Wednesday 19 February 2020

Movie Review: Gerald's Game (2017)


A suspense and horror psychological drama, Gerald's Game explores a broken marriage and childhood trauma through a sex game gone wrong.

In Alabama, married couple Jessie and Gerald (Carla Gugino and Bruce Greenwood) are trying to spice up their stale marriage by spending a romantic weekend at an isolated lakehouse. On the drive to the cabin they encounter a stray dog, and upon arrival Jessie tries to feed it. Gerald is using Viagra and has brought along handcuffs to instigate a rape fantasy.

He handcuffs Jessie to the bedposts and encourages her to scream for help, with no neighbours anywhere within earshot. She quickly expresses her disapproval of the whole scenario and demands to be freed, but Gerald suffers a fatal heart attack and slumps to the floor. Jessie is unable to free herself, and the dog, smelling Gerald's body, joins her in the bedroom and starts munching on the corpse.

An adaptation of Stephen King's 1992 novel, Gerald's Game creates an irresistible premise, mixing the mounting horror of expiration by shackled abandonment with the gradual release of repressed childhood memories. Director and writer Mike Flanagan efficiently works through the introduction to get Jessie onto the bed, her hands in handcuffs, her husband dead on the floor, and a mean dog smelling fresh meat. And then the fun starts.

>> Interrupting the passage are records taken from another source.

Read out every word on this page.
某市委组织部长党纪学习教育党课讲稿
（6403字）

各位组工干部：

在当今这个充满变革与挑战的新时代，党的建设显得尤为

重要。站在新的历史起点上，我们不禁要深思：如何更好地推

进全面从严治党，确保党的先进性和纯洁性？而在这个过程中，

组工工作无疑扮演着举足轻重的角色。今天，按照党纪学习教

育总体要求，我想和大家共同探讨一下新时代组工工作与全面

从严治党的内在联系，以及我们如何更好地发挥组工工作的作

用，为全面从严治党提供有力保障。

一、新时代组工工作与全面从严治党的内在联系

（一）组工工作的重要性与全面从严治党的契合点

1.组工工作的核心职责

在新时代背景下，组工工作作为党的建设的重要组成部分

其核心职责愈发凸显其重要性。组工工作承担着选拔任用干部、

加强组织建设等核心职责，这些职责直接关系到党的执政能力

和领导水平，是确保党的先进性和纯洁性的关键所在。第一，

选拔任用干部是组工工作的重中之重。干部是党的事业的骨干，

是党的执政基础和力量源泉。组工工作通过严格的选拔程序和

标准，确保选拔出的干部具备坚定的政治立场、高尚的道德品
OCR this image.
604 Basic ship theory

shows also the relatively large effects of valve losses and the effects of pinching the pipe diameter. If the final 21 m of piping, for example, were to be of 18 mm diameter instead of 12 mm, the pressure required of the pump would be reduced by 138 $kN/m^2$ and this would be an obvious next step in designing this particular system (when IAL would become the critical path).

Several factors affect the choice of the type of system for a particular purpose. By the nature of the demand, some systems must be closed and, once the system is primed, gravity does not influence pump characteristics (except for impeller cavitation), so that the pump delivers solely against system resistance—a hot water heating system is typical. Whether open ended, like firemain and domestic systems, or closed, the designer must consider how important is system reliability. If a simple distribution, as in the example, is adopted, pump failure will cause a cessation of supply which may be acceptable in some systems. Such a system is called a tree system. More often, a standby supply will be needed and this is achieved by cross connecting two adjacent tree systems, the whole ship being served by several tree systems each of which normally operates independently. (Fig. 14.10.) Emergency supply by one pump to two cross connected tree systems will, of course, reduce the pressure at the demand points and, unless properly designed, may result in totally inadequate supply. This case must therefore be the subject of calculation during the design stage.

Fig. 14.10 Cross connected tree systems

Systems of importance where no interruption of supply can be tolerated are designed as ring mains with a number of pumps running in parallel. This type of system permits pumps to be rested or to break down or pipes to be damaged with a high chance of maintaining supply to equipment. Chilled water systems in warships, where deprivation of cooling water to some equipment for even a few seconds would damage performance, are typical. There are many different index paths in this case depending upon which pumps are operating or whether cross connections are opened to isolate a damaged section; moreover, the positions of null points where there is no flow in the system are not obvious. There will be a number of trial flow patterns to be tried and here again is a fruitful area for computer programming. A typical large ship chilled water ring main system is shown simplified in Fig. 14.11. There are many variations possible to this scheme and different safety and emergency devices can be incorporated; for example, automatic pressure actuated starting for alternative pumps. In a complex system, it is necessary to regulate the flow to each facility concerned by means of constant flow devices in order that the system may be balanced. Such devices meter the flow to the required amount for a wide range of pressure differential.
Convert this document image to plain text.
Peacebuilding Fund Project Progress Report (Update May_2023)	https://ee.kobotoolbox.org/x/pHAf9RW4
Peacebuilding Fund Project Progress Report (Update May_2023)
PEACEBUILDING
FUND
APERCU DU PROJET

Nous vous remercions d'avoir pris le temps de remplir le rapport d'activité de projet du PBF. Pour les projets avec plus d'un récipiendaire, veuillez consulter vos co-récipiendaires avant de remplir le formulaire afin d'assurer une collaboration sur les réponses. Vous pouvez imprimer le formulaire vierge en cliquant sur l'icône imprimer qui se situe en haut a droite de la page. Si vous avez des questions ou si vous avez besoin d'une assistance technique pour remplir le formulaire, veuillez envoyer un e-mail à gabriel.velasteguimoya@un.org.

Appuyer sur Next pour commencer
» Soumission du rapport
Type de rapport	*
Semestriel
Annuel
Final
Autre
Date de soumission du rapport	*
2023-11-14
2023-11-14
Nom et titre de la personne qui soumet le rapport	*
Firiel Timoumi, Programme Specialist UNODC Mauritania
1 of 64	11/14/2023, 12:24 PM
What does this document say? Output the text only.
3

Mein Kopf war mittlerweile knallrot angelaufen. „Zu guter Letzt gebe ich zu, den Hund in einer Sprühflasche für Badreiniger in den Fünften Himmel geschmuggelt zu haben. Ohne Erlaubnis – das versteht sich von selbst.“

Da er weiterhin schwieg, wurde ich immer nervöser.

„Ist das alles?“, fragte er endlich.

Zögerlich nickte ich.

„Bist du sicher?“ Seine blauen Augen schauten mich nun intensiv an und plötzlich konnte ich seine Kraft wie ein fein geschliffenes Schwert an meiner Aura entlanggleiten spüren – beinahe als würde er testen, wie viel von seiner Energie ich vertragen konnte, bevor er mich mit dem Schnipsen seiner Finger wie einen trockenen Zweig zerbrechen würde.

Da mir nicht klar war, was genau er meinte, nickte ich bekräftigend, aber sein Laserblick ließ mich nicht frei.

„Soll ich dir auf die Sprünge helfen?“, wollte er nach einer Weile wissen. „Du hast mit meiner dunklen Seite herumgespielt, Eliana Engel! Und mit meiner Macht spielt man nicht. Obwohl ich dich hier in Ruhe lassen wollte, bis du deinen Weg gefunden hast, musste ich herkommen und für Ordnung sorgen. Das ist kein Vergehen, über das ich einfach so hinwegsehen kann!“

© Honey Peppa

The bedroom becomes an active zone where Jessie's strained mind unleashes companions in the form of a cynical post-death Gerald exposing the frailties of their union and cheering on her hopelessness, countered by a strong unbound Jessie advocating ingenuity in the name of survival. Intermittently her memories take her back to a key family vacation when she was twelve. The young Jessie ended up sitting on an outdoor swing next to her father to watch a solar eclipse, and what happened next shaped the rest of her life in ways she can only now start to understand.

Back in the bedroom the shadow of death by dehydration starts to creep over Jessie, and literally in the case of a shadowy nighttime monster in the corner. Narrative weaknesses in King's source material are unfortunately transposed to the screen. As Jessie's ordeal reaches a gory climax, a late but unwanted and exceptionally poorly defined character is tossed into the narrative, weakening an otherwise potent psychological vector.

Regardless of the disappointing denouement, Carla Gugino enjoys a career highlight and delivers a stellar performance as both the real Jessie and her resolute alter ego. In a role that could have easily descended into hysterics, Gugino maintains impressive control and a strong hold on her character's warped reality.

Gerald's Game quickly turns into Jessie's nightmare, a single bedroom where all of her life's horrors are waiting to pounce.